The proposed decision “a significant departure” from the SA and was mainly due to the commission’s concern with protecting market competition, Director of Government Affairs Tom Ashley told Utility Dive. “The ALJ was concerned about the utility competing with electric charger service providers in the market but did not consider the very competitive nature of traditional utility procurement.”
In particular, Ashley said, improvements could be made on the RFP process for EV charging infrastructure.
"My understanding is that SDG&E’s RFP for charger providers was the most complex procurement process the EV charging industry has seen,” Greenlots’ Ashley said. “The metering requirements and some of the elements around quality control challenged the industry to meet those standards.”
Farrar acknowledged shortcomings in PG&E’s RFP process and in the proposed decision, and directed the utility to “develop this detailed process in consultation with its Program Advisory Council.”
Every utility RFP may not be as rigorous SDG&E’s, Ashley acknowledged.

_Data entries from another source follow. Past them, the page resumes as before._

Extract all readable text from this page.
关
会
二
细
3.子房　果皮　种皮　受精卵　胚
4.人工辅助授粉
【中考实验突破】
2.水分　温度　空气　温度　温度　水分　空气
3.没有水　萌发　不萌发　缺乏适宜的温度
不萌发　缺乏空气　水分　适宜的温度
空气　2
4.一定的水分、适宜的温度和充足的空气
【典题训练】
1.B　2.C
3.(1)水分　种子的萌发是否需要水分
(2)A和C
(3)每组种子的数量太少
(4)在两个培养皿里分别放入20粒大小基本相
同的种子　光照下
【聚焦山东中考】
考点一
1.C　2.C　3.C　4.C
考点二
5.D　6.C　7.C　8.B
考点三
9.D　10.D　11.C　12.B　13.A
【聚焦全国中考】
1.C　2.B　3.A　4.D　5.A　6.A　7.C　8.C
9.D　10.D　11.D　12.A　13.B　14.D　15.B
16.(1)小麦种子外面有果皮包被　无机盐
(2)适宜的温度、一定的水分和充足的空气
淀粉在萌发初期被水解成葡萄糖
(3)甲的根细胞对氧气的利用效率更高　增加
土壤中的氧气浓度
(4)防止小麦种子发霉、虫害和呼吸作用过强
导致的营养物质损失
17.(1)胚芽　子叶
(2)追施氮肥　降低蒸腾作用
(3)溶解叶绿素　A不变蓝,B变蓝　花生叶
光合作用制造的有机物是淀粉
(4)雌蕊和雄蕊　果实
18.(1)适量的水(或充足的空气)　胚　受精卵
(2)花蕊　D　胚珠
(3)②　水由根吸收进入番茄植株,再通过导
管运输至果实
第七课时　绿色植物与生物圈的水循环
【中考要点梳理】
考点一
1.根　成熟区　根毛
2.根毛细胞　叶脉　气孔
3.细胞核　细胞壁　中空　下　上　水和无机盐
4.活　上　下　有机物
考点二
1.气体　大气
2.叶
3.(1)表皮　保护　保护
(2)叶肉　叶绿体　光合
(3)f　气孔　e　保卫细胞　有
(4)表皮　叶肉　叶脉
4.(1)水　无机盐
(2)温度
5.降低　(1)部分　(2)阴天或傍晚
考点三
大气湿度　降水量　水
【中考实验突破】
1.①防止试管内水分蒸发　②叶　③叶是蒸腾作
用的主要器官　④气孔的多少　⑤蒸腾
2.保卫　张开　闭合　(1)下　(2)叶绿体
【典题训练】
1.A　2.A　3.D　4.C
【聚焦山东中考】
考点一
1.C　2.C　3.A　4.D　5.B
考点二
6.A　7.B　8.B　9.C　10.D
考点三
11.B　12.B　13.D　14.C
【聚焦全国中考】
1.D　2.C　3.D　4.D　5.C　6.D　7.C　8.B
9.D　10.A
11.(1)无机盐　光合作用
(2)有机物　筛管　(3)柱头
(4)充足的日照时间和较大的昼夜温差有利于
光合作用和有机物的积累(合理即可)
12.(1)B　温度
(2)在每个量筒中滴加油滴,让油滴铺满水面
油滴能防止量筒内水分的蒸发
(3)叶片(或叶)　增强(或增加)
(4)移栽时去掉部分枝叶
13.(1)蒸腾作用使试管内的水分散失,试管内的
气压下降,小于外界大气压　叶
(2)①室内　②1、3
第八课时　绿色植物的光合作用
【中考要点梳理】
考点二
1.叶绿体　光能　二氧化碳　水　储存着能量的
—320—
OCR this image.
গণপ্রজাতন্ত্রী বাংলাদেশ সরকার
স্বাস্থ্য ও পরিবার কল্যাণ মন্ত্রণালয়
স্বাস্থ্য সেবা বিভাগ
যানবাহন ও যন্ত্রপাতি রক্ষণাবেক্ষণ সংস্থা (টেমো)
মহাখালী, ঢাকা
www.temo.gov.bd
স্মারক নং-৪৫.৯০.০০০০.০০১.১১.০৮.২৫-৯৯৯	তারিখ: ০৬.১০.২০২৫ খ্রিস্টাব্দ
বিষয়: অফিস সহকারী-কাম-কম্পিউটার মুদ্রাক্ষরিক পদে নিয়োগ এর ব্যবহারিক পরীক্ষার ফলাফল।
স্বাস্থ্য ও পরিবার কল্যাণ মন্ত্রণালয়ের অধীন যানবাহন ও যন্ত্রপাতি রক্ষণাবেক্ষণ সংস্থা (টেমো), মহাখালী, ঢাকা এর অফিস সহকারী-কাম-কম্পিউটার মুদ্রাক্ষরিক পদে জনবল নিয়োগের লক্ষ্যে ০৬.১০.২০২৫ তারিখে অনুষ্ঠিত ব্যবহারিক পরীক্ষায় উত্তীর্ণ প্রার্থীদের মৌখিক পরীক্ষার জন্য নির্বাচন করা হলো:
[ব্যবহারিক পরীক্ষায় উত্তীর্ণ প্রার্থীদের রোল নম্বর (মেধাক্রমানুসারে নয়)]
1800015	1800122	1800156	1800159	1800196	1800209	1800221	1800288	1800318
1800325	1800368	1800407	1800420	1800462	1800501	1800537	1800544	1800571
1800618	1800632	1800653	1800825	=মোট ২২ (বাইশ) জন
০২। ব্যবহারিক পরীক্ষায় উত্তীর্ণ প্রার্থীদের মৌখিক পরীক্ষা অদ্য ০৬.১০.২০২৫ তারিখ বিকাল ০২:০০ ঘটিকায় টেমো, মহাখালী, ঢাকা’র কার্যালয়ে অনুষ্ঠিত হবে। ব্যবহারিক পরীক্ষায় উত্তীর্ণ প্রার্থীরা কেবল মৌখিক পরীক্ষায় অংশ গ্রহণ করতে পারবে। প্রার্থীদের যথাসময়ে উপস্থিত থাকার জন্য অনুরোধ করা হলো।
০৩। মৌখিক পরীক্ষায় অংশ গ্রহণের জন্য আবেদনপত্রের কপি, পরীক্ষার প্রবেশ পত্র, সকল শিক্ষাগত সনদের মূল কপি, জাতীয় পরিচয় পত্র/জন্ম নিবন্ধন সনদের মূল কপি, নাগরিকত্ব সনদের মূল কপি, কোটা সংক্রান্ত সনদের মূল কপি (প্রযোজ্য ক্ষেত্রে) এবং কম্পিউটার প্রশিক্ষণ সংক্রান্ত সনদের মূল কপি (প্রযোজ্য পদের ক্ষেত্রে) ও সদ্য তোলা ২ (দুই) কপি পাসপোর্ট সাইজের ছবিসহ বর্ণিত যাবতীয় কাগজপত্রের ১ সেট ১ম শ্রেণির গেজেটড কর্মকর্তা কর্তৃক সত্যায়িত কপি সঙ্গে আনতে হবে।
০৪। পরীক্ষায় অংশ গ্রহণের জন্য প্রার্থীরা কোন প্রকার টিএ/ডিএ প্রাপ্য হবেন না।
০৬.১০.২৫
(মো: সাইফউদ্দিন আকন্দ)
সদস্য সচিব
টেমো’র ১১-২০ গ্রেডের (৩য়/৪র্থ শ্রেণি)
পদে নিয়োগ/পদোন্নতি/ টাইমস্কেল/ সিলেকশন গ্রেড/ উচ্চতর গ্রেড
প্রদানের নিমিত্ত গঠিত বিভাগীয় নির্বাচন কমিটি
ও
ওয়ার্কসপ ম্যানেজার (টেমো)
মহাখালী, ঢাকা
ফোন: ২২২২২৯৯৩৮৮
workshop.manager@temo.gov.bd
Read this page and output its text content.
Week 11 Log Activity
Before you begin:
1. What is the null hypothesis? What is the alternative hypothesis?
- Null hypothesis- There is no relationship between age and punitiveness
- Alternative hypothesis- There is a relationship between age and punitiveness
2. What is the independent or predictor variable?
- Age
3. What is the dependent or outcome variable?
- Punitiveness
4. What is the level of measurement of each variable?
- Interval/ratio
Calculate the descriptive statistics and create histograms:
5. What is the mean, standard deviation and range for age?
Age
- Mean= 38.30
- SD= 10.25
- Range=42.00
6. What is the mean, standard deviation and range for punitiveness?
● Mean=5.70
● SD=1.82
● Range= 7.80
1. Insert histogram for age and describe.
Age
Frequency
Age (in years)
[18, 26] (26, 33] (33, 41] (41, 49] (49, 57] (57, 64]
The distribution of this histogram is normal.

But “the decisions made by SDG&E are made on the basis of feature and functionality and ultimately the ability of that equipment to provide services that meet the need of the utility in executing this ratepayer-funded program.”
Even so, Greenlots preferred the SA proposal to the proposed decision, Ashley said. The program would have been stronger if it offered the direct current chargers and included the $5 million for a more targeted disadvantaged community buildout, he said.
The SA also offered a “relatively simple turnkey operation,” while the proposed decision is “significantly more complex,” he said. “The complexity could delay deployment and result in a chilling effect on utility investment.”
From the consumer advocate perspective, concerns remain that “consumer benefits don't justify the consumer costs,” said Elise Torres, staff attorney at The Utility Reform Network. In rejecting the $25 million direct charger expenditure, the proposed decision “specifically references TURN’s concerns about stranded costs.”
How regulators view the stakeholder arguments on competition and cost will likely shape their final decision on the PG&E pilot, expected in mid-December.